We should get into the mindset that a proposed technique is not itself new and substantiated knowledge. The “research contribution” comes either from examining the status quo (i.e. demonstrating using new real-world data that there is a problem that the technique addresses) or from carefully examining the properties of the new technique. This should be familiar to most academics, but also challenging for some. For Computer Science, my nominal parent discipline, it’s challenging because the properties aren’t related to termination or algorithmic complexity, but come from the real-world application of human-centric techniques.

Proposing new techniques isn’t just a waste of time, it drags down real research activity. Likewise for proposing “improvements” to existing techniques based on a poor theory base (i.e. one not derived empirically from studies of how practitioners work) and then crudely evaluated (by a toy example only, or by very weak study of practitioners). It is hard to do rigorous evaluation when there is a constant landslide of new, unsubstantiated “how to” material.

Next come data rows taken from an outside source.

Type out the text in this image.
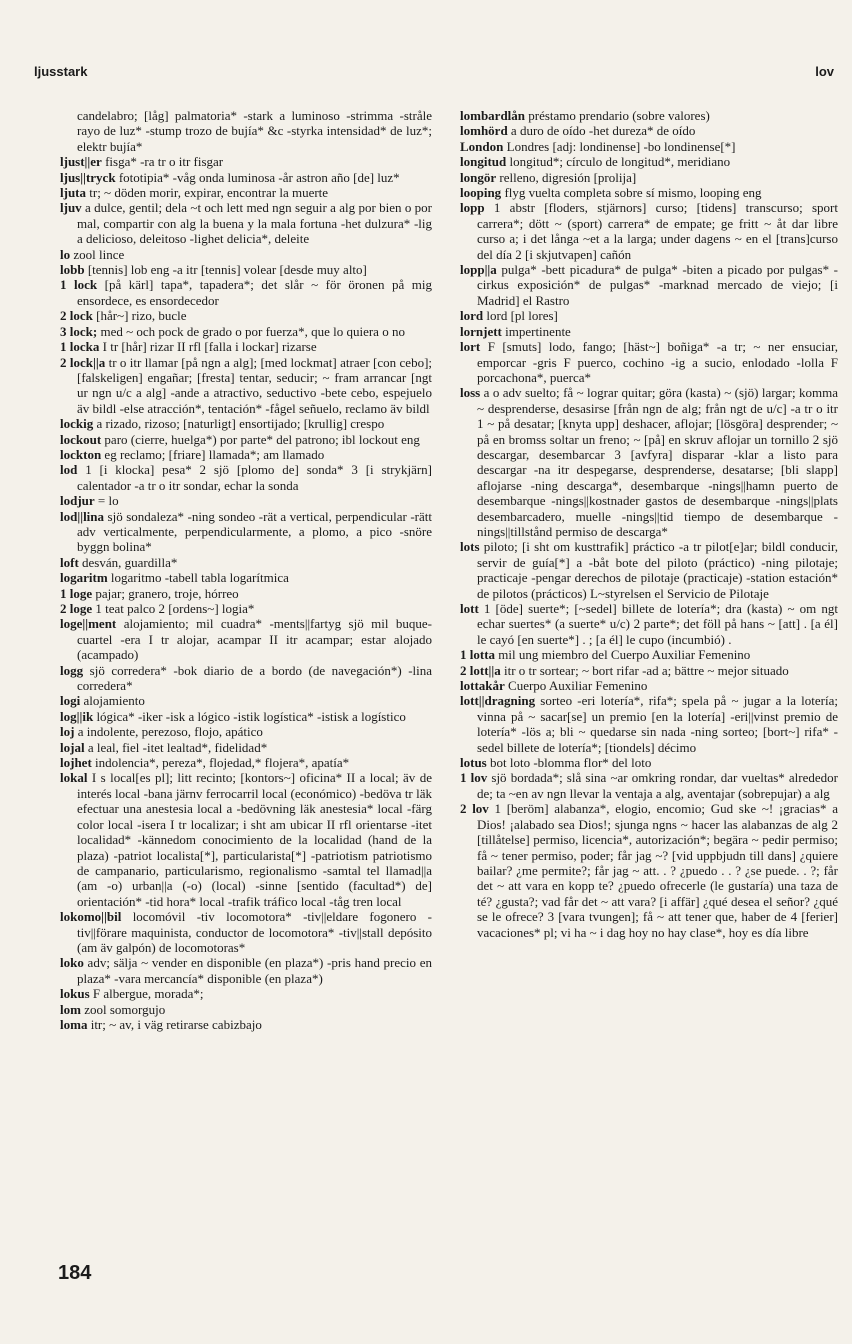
ljusstark	lov

candelabro; [låg] palmatoria* -stark a luminoso -strimma -stråle rayo de luz* -stump trozo de bujía* &c -styrka intensidad* de luz*; elektr bujía*

ljust||er fisga* -ra tr o itr fisgar

ljus||tryck fototipia* -våg onda luminosa -år astron año [de] luz*

ljuta tr; ~ döden morir, expirar, encontrar la muerte

ljuv a dulce, gentil; dela ~t och lett med ngn seguir a alg por bien o por mal, compartir con alg la buena y la mala fortuna -het dulzura* -lig a delicioso, deleitoso -lighet delicia*, deleite

lo zool lince

lobb [tennis] lob eng -a itr [tennis] volear [desde muy alto]

1 lock [på kärl] tapa*, tapadera*; det slår ~ för öronen på mig ensordece, es ensordecedor

2 lock [hår~] rizo, bucle

3 lock; med ~ och pock de grado o por fuerza*, que lo quiera o no

1 locka I tr [hår] rizar II rfl [falla i lockar] rizarse

2 lock||a tr o itr llamar [på ngn a alg]; [med lockmat] atraer [con cebo]; [falskeligen] engañar; [fresta] tentar, seducir; ~ fram arrancar [ngt ur ngn u/c a alg] -ande a atractivo, seductivo -bete cebo, espejuelo äv bildl -else atracción*, tentación* -fågel señuelo, reclamo äv bildl

lockig a rizado, rizoso; [naturligt] ensortijado; [krullig] crespo

lockout paro (cierre, huelga*) por parte* del patrono; ibl lockout eng

lockton eg reclamo; [friare] llamada*; am llamado

lod 1 [i klocka] pesa* 2 sjö [plomo de] sonda* 3 [i strykjärn] calentador -a tr o itr sondar, echar la sonda

lodjur = lo

lod||lina sjö sondaleza* -ning sondeo -rät a vertical, perpendicular -rätt adv verticalmente, perpendicularmente, a plomo, a pico -snöre byggn bolina*

loft desván, guardilla*

logaritm logaritmo -tabell tabla logarítmica

1 loge pajar; granero, troje, hórreo

2 loge 1 teat palco 2 [ordens~] logia*

loge||ment alojamiento; mil cuadra* -ments||fartyg sjö mil buque-cuartel -era I tr alojar, acampar II itr acampar; estar alojado (acampado)

logg sjö corredera* -bok diario de a bordo (de navegación*) -lina corredera*

logi alojamiento

log||ik lógica* -iker -isk a lógico -istik logística* -istisk a logístico

loj a indolente, perezoso, flojo, apático

lojal a leal, fiel -itet lealtad*, fidelidad*

lojhet indolencia*, pereza*, flojedad,* flojera*, apatía*

lokal I s local[es pl]; litt recinto; [kontors~] oficina* II a local; äv de interés local -bana järnv ferrocarril local (económico) -bedöva tr läk efectuar una anestesia local a -bedövning läk anestesia* local -färg color local -isera I tr localizar; i sht am ubicar II rfl orientarse -itet localidad* -kännedom conocimiento de la localidad (hand de la plaza) -patriot localista[*], particularista[*] -patriotism patriotismo de campanario, particularismo, regionalismo -samtal tel llamad||a (am -o) urban||a (-o) (local) -sinne [sentido (facultad*) de] orientación* -tid hora* local -trafik tráfico local -tåg tren local

lokomo||bil locomóvil -tiv locomotora* -tiv||eldare fogonero -tiv||förare maquinista, conductor de locomotora* -tiv||stall depósito (am äv galpón) de locomotoras*

loko adv; sälja ~ vender en disponible (en plaza*) -pris hand precio en plaza* -vara mercancía* disponible (en plaza*)

lokus F albergue, morada*;

lom zool somorgujo

loma itr; ~ av, i väg retirarse cabizbajo

lombardlån préstamo prendario (sobre valores)

lomhörd a duro de oído -het dureza* de oído

London Londres [adj: londinense] -bo londinense[*]

longitud longitud*; círculo de longitud*, meridiano

longör relleno, digresión [prolija]

looping flyg vuelta completa sobre sí mismo, looping eng

lopp 1 abstr [floders, stjärnors] curso; [tidens] transcurso; sport carrera*; dött ~ (sport) carrera* de empate; ge fritt ~ åt dar libre curso a; i det långa ~et a la larga; under dagens ~ en el [trans]curso del día 2 [i skjutvapen] cañón

lopp||a pulga* -bett picadura* de pulga* -biten a picado por pulgas* -cirkus exposición* de pulgas* -marknad mercado de viejo; [i Madrid] el Rastro

lord lord [pl lores]

lornjett impertinente

lort F [smuts] lodo, fango; [häst~] boñiga* -a tr; ~ ner ensuciar, emporcar -gris F puerco, cochino -ig a sucio, enlodado -lolla F porcachona*, puerca*

loss a o adv suelto; få ~ lograr quitar; göra (kasta) ~ (sjö) largar; komma ~ desprenderse, desasirse [från ngn de alg; från ngt de u/c] -a tr o itr 1 ~ på desatar; [knyta upp] deshacer, aflojar; [lösgöra] desprender; ~ på en bromss soltar un freno; ~ [på] en skruv aflojar un tornillo 2 sjö descargar, desembarcar 3 [avfyra] disparar -klar a listo para descargar -na itr despegarse, desprenderse, desatarse; [bli slapp] aflojarse -ning descarga*, desembarque -nings||hamn puerto de desembarque -nings||kostnader gastos de desembarque -nings||plats desembarcadero, muelle -nings||tid tiempo de desembarque -nings||tillstånd permiso de descarga*

lots piloto; [i sht om kusttrafik] práctico -a tr pilot[e]ar; bildl conducir, servir de guía[*] a -båt bote del piloto (práctico) -ning pilotaje; practicaje -pengar derechos de pilotaje (practicaje) -station estación* de pilotos (prácticos) L~styrelsen el Servicio de Pilotaje

lott 1 [öde] suerte*; [~sedel] billete de lotería*; dra (kasta) ~ om ngt echar suertes* (a suerte* u/c) 2 parte*; det föll på hans ~ [att] . [a él] le cayó [en suerte*] . ; [a él] le cupo (incumbió) .

1 lotta mil ung miembro del Cuerpo Auxiliar Femenino

2 lott||a itr o tr sortear; ~ bort rifar -ad a; bättre ~ mejor situado

lottakår Cuerpo Auxiliar Femenino

lott||dragning sorteo -eri lotería*, rifa*; spela på ~ jugar a la lotería; vinna på ~ sacar[se] un premio [en la lotería] -eri||vinst premio de lotería* -lös a; bli ~ quedarse sin nada -ning sorteo; [bort~] rifa* -sedel billete de lotería*; [tiondels] décimo

lotus bot loto -blomma flor* del loto

1 lov sjö bordada*; slå sina ~ar omkring rondar, dar vueltas* alrededor de; ta ~en av ngn llevar la ventaja a alg, aventajar (sobrepujar) a alg

2 lov 1 [beröm] alabanza*, elogio, encomio; Gud ske ~! ¡gracias* a Dios! ¡alabado sea Dios!; sjunga ngns ~ hacer las alabanzas de alg 2 [tillåtelse] permiso, licencia*, autorización*; begära ~ pedir permiso; få ~ tener permiso, poder; får jag ~? [vid uppbjudn till dans] ¿quiere bailar? ¿me permite?; får jag ~ att. . ? ¿puedo . . ? ¿se puede. . ?; får det ~ att vara en kopp te? ¿puedo ofrecerle (le gustaría) una taza de té? ¿gusta?; vad får det ~ att vara? [i affär] ¿qué desea el señor? ¿qué se le ofrece? 3 [vara tvungen]; få ~ att tener que, haber de 4 [ferier] vacaciones* pl; vi ha ~ i dag hoy no hay clase*, hoy es día libre

184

As I noted at the top, doing this will not be easy or cheap. But if we want to continue to improve the safety we have achieved, and indeed to sustain it in the face of increasing system complexity, I think we need to do it.

Footnotes

If we can’t spell out how we think a method works, in terms of a process with potentially-observable intermediate effects, we do not understand the method well enough to advocate for it. (By contrast, drug companies often don’t understand the mechanism for their drugs. But their domain makes it possible to study outcomes well (thru RCTs etc) and thus they don’t need that. Since we can’t study outcomes well, we can’t legitimately advocate for something until we have a convincing theory of its mechanism.)

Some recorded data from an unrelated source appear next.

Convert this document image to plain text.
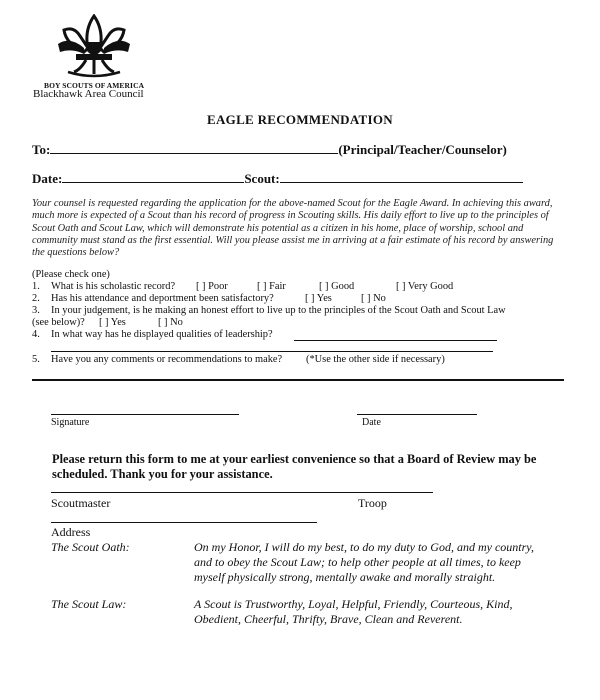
BOY SCOUTS OF AMERICA
Blackhawk Area Council
EAGLE RECOMMENDATION
To:	(Principal/Teacher/Counselor)
Date:	Scout:
Your counsel is requested regarding the application for the above-named Scout for the Eagle Award. In achieving this award, much more is expected of a Scout than his record of progress in Scouting skills. His daily effort to live up to the principles of Scout Oath and Scout Law, which will demonstrate his potential as a citizen in his home, place of worship, school and community must stand as the first essential. Will you please assist me in arriving at a fair estimate of his record by answering the questions below?
(Please check one)
1. What is his scholastic record? [ ] Poor	[ ] Fair	[ ] Good	[ ] Very Good
2. Has his attendance and deportment been satisfactory?	[ ] Yes	[ ] No
3. In your judgement, is he making an honest effort to live up to the principles of the Scout Oath and Scout Law
(see below)? [ ] Yes	[ ] No
4. In what way has he displayed qualities of leadership?
5. Have you any comments or recommendations to make? (*Use the other side if necessary)
Signature	Date
Please return this form to me at your earliest convenience so that a Board of Review may be scheduled. Thank you for your assistance.
Scoutmaster	Troop
Address
The Scout Oath:	On my Honor, I will do my best, to do my duty to God, and my country, and to obey the Scout Law; to help other people at all times, to keep myself physically strong, mentally awake and morally straight.
The Scout Law:	A Scout is Trustworthy, Loyal, Helpful, Friendly, Courteous, Kind, Obedient, Cheerful, Thrifty, Brave, Clean and Reverent.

One approach to this, though not the only approach, is to create a host of falsifiable claims about the method, and start making observations to try to falsify them. The surviving claims will start to build an empirical picture of the method.

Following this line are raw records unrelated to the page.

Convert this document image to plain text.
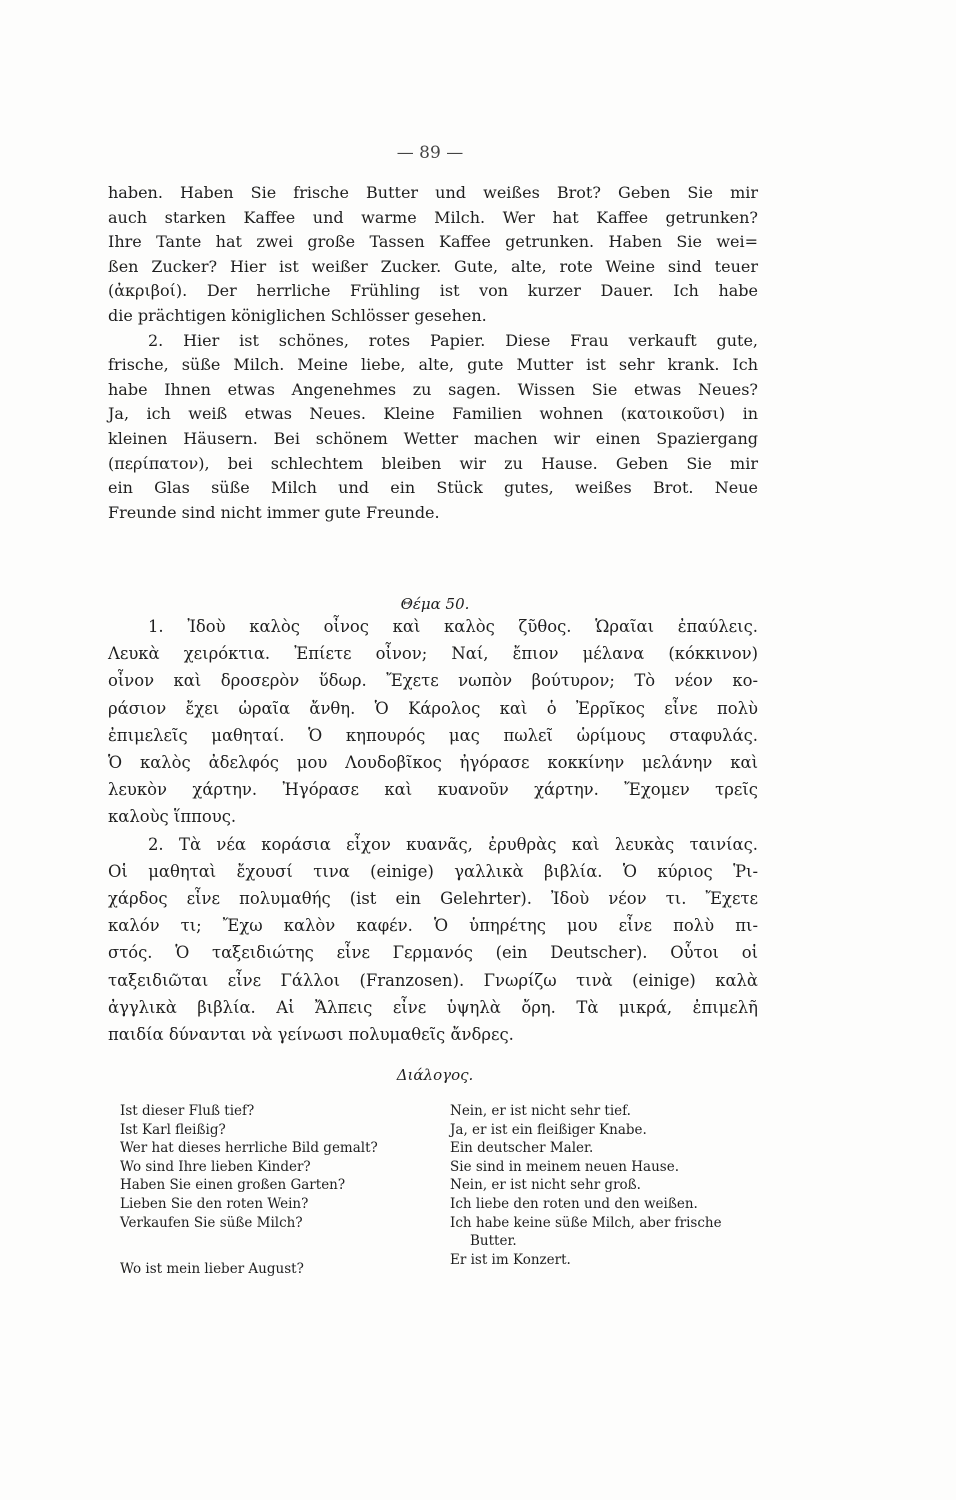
— 89 —
haben. Haben Sie frische Butter und weißes Brot? Geben Sie mir
auch starken Kaffee und warme Milch. Wer hat Kaffee getrunken?
Ihre Tante hat zwei große Tassen Kaffee getrunken. Haben Sie wei=
ßen Zucker? Hier ist weißer Zucker. Gute, alte, rote Weine sind teuer
(ἀκριβοί). Der herrliche Frühling ist von kurzer Dauer. Ich habe
die prächtigen königlichen Schlösser gesehen.
2. Hier ist schönes, rotes Papier. Diese Frau verkauft gute,
frische, süße Milch. Meine liebe, alte, gute Mutter ist sehr krank. Ich
habe Ihnen etwas Angenehmes zu sagen. Wissen Sie etwas Neues?
Ja, ich weiß etwas Neues. Kleine Familien wohnen (κατοικοῦσι) in
kleinen Häusern. Bei schönem Wetter machen wir einen Spaziergang
(περίπατον), bei schlechtem bleiben wir zu Hause. Geben Sie mir
ein Glas süße Milch und ein Stück gutes, weißes Brot. Neue
Freunde sind nicht immer gute Freunde.
Θέμα 50.
1. Ἰδοὺ καλὸς οἶνος καὶ καλὸς ζῦθος. Ὡραῖαι ἐπαύλεις.
Λευκὰ χειρόκτια. Ἐπίετε οἶνον; Ναί, ἔπιον μέλανα (κόκκινον)
οἶνον καὶ δροσερὸν ὕδωρ. Ἔχετε νωπὸν βούτυρον; Τὸ νέον κο-
ράσιον ἔχει ὡραῖα ἄνθη. Ὁ Κάρολος καὶ ὁ Ἐρρῖκος εἶνε πολὺ
ἐπιμελεῖς μαθηταί. Ὁ κηπουρός μας πωλεῖ ὡρίμους σταφυλάς.
Ὁ καλὸς ἀδελφός μου Λουδοβῖκος ἠγόρασε κοκκίνην μελάνην καὶ
λευκὸν χάρτην. Ἠγόρασε καὶ κυανοῦν χάρτην. Ἔχομεν τρεῖς
καλοὺς ἵππους.
2. Τὰ νέα κοράσια εἶχον κυανᾶς, ἐρυθρὰς καὶ λευκὰς ταινίας.
Οἱ μαθηταὶ ἔχουσί τινα (einige) γαλλικὰ βιβλία. Ὁ κύριος Ῥι-
χάρδος εἶνε πολυμαθής (ist ein Gelehrter). Ἰδοὺ νέον τι. Ἔχετε
καλόν τι; Ἔχω καλὸν καφέν. Ὁ ὑπηρέτης μου εἶνε πολὺ πι-
στός. Ὁ ταξειδιώτης εἶνε Γερμανός (ein Deutscher). Οὗτοι οἱ
ταξειδιῶται εἶνε Γάλλοι (Franzosen). Γνωρίζω τινὰ (einige) καλὰ
ἀγγλικὰ βιβλία. Αἱ Ἄλπεις εἶνε ὑψηλὰ ὄρη. Τὰ μικρά, ἐπιμελῆ
παιδία δύνανται νὰ γείνωσι πολυμαθεῖς ἄνδρες.
Διάλογος.
Ist dieser Fluß tief?
Ist Karl fleißig?
Wer hat dieses herrliche Bild gemalt?
Wo sind Ihre lieben Kinder?
Haben Sie einen großen Garten?
Lieben Sie den roten Wein?
Verkaufen Sie süße Milch?
Wo ist mein lieber August?
Nein, er ist nicht sehr tief.
Ja, er ist ein fleißiger Knabe.
Ein deutscher Maler.
Sie sind in meinem neuen Hause.
Nein, er ist nicht sehr groß.
Ich liebe den roten und den weißen.
Ich habe keine süße Milch, aber frische
Butter.
Er ist im Konzert.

Most of our experiments are likely to be field experiments, targeted at understanding particular parts of the method. These sacrifice things like randomising and blinding in return for conducting the experiment in a real-world setting. Key point here — when you weaken an experimental design, you’re not necessarily sacrificing integrity, just allowing room for alternative explanations (i.e. you are making any result more equivocal). E.g. if you don’t randomise, maybe any difference between the groups is because of who was in each group. If you don’t blind, maybe people got the results they expected to get. If you don’t conduct it in a real organisation, maybe your results are only true for students in classrooms. Highly equivocal results are still valid, as long as that equivocality is made clear.
Although if we have specific claims about mechanism e.g. “discovery of new causal pathways occurs predominantly when systematically investigating possible variants of control actions from the control model” that’s something an observational study could look at — is that where hazards seem to be discovered? or is it rare for hazards to be discovered that way?